Wednesday, February 13, 2013

WHY HE WAS THE TRI-STATE TERROR

2/13/1927 - On the run after his January escape from the jailhouse of Okmulgee, Oklahoma, where he was awaiting trial for armed robbery and murder, badman Wilbur Underhill decides an easy target for some travel money would be raiding a movie theater of it's night's receipts ... he is tragically wrong in that determination.

                                             
                                                              Underhill

At the Mystic Theater in the Oklahoma mining town of Picher, Underhill arrives moments after its owner, J. D. Wineland, has gone upstairs and deposited $800 in his office strongbox.  Pulling a pistol, the outlaw demands cashier E. E. Burkholder turn over the cash she has.  The frightened woman complies, but the desperado's take is only five dollars in change.  Watching unobserved from his office over the movie hall's foyer, Wineland contemplates pulling his pistol from his desk and shooting the bandit, but decides a few measly dollars are not worth the sacrifice of human life ... Underhill however is not operating with the same type conscience.

       
                                                       Picher, Oklahoma

As Underhill rushes away from the theater with his loot, Wineland calls Constable George Fuller and gives him details about the robbery.  Searching town for the culprit, at around 9:30 in the evening Fuller, accompanied by a twenty-one-year-old miner sworn in as a deputy named Earl Robert O'Neal, spots an individual matching the description of the robber at the counter of Owl Drug Store, only a block away from the theater.  Approaching the man as he exits the pharmacy with a milkshake in one hand and a detective magazine in the other, Fuller orders the suspect to put his hands in the air, turn around, and place them against the front window of the drug store.  With Underhill seeming to be in the process of complying, Fuller tosses his bracelets to O'Neal and tells the deputy to put the outlaw in cuffs.  Stepping forward to do as he is told, O'Neal also puts himself between the constable's gun and Underhill, a serious error in judgment.  The shielded split second is all the time the rattlesnake bandit needs to strike.  Pivoting, in one motion Underhill smashes his elbow into O'Neal's face, draws a pistol from his belt, and begins firing.  Hit several times, O'Neal will be rushed by an ambulance to the nearby American Hospital, but dies on the operating table from the massive internal bleeding caused by the damage he has taken to his abdomen.
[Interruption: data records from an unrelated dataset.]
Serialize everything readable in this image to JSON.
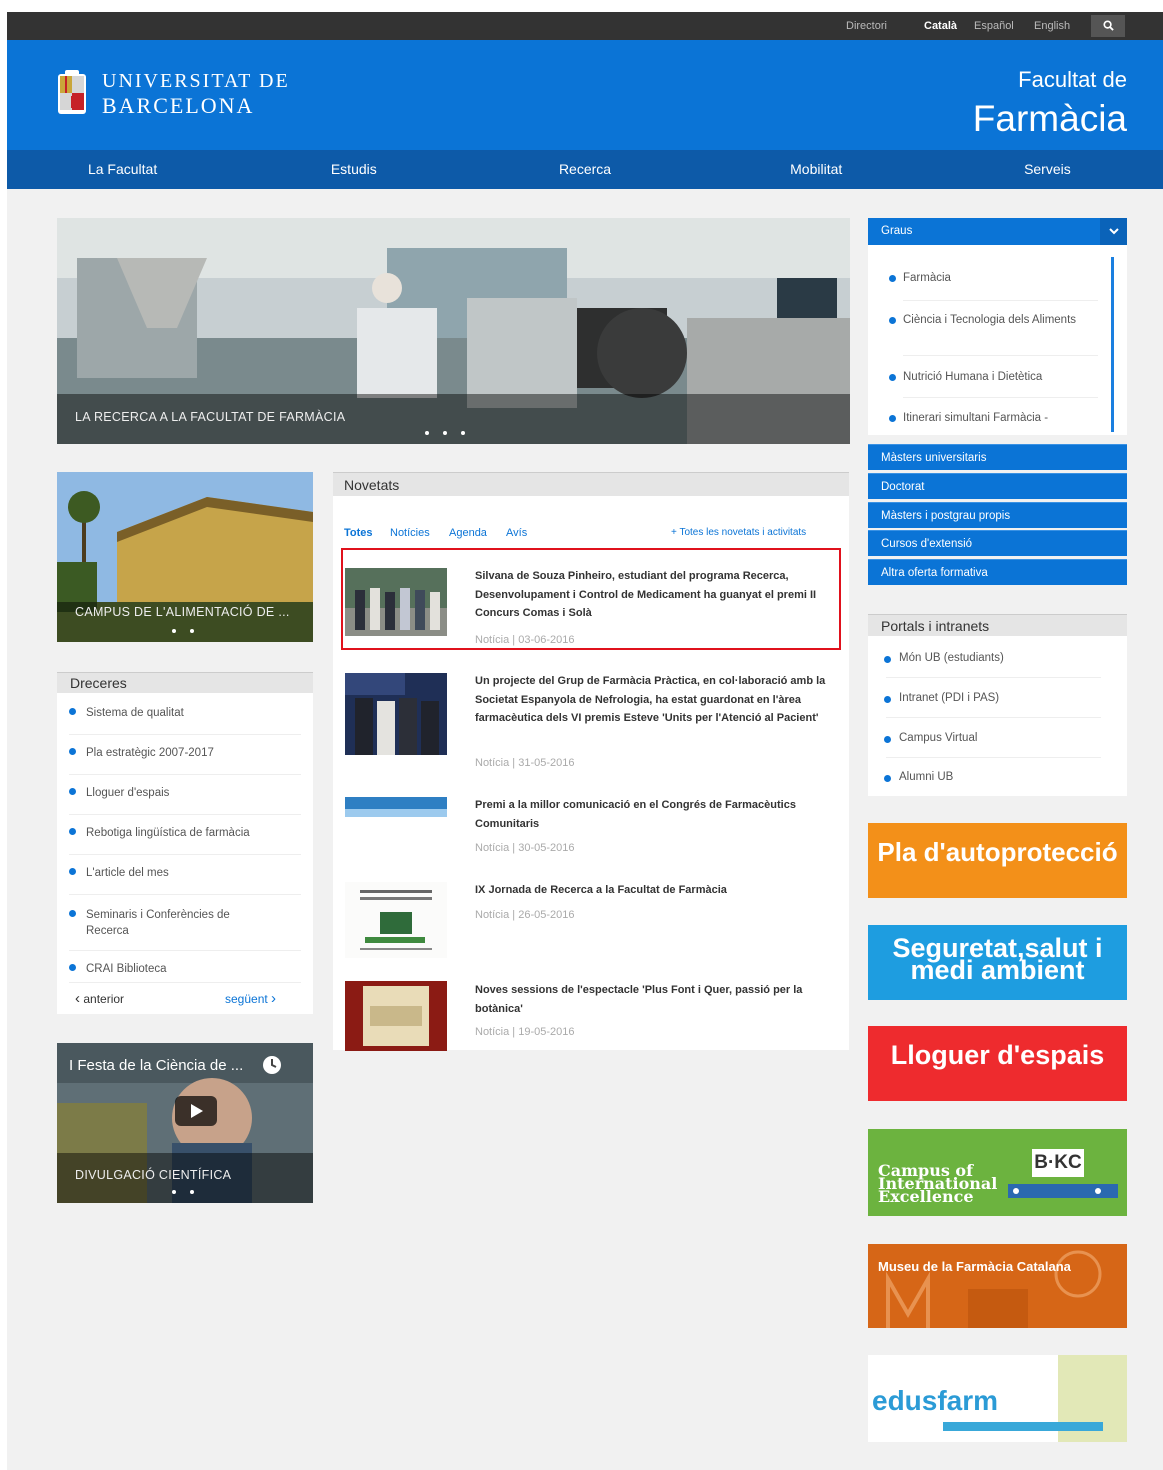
{
  "topbar": {
    "links": [
      "Directori",
      "Català",
      "Español",
      "English"
    ],
    "active_language": "Català",
    "search_icon": "search-icon"
  },
  "header": {
    "university_line1": "UNIVERSITAT DE",
    "university_line2": "BARCELONA",
    "faculty_sub": "Facultat de",
    "faculty_name": "Farmàcia"
  },
  "nav": [
    "La Facultat",
    "Estudis",
    "Recerca",
    "Mobilitat",
    "Serveis"
  ],
  "hero": {
    "caption": "LA RECERCA A LA FACULTAT DE FARMÀCIA"
  },
  "campus": {
    "caption": "CAMPUS DE L'ALIMENTACIÓ DE ..."
  },
  "dreceres": {
    "title": "Dreceres",
    "items": [
      "Sistema de qualitat",
      "Pla estratègic 2007-2017",
      "Lloguer d'espais",
      "Rebotiga lingüística de farmàcia",
      "L'article del mes",
      "Seminaris i Conferències de Recerca",
      "CRAI Biblioteca"
    ],
    "prev": "anterior",
    "next": "següent"
  },
  "video": {
    "title": "I Festa de la Ciència de ...",
    "caption": "DIVULGACIÓ CIENTÍFICA"
  },
  "novetats": {
    "title": "Novetats",
    "tabs": [
      "Totes",
      "Notícies",
      "Agenda",
      "Avís"
    ],
    "all_link": "+ Totes les novetats i activitats",
    "items": [
      {
        "title": "Silvana de Souza Pinheiro, estudiant del programa Recerca, Desenvolupament i Control de Medicament ha guanyat el premi II Concurs Comas i Solà",
        "date": "Notícia | 03-06-2016"
      },
      {
        "title": "Un projecte del Grup de Farmàcia Pràctica, en col·laboració amb la Societat Espanyola de Nefrologia, ha estat guardonat en l'àrea farmacèutica dels VI premis Esteve 'Units per l'Atenció al Pacient'",
        "date": "Notícia | 31-05-2016"
      },
      {
        "title": "Premi a la millor comunicació en el Congrés de Farmacèutics Comunitaris",
        "date": "Notícia | 30-05-2016"
      },
      {
        "title": "IX Jornada de Recerca a la Facultat de Farmàcia",
        "date": "Notícia | 26-05-2016"
      },
      {
        "title": "Noves sessions de l'espectacle 'Plus Font i Quer, passió per la botànica'",
        "date": "Notícia | 19-05-2016"
      }
    ]
  },
  "graus": {
    "header": "Graus",
    "items": [
      "Farmàcia",
      "Ciència i Tecnologia dels Aliments",
      "Nutrició Humana i Dietètica",
      "Itinerari simultani Farmàcia -"
    ],
    "bars": [
      "Màsters universitaris",
      "Doctorat",
      "Màsters i postgrau propis",
      "Cursos d'extensió",
      "Altra oferta formativa"
    ]
  },
  "portals": {
    "title": "Portals i intranets",
    "items": [
      "Món UB (estudiants)",
      "Intranet (PDI i PAS)",
      "Campus Virtual",
      "Alumni UB"
    ]
  },
  "banners": {
    "autoproteccio": "Pla d'autoprotecció",
    "seguretat_line1": "Seguretat,salut i",
    "seguretat_line2": "medi ambient",
    "lloguer": "Lloguer d'espais",
    "campus_line1": "Campus of",
    "campus_line2": "International",
    "campus_line3": "Excellence",
    "bkc": "B·KC",
    "museu": "Museu de la Farmàcia Catalana",
    "edusfarm": "edusfarm"
  }
}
As O'Neal goes down, Underhill breaks away and runs into a parking lot where he uses the cars there as cover ... and cover is needed because Fuller, and just arrived on the scene Night Policeman George Norton, fire over a dozen shots at the fleeing killer, a barrage that shatters the plate glass window of a furniture store and blows a large hole in the front door of a second hand shop, but fails to hit Underhill with a single round.  Vanishing into the night, Underhill makes good his escape from the town despite the efforts of local authorities and roughly a hundred irate miners to catch the killer ... a sad set of circumstances that will allow the outlaw to continue his murderous ways for another seven years.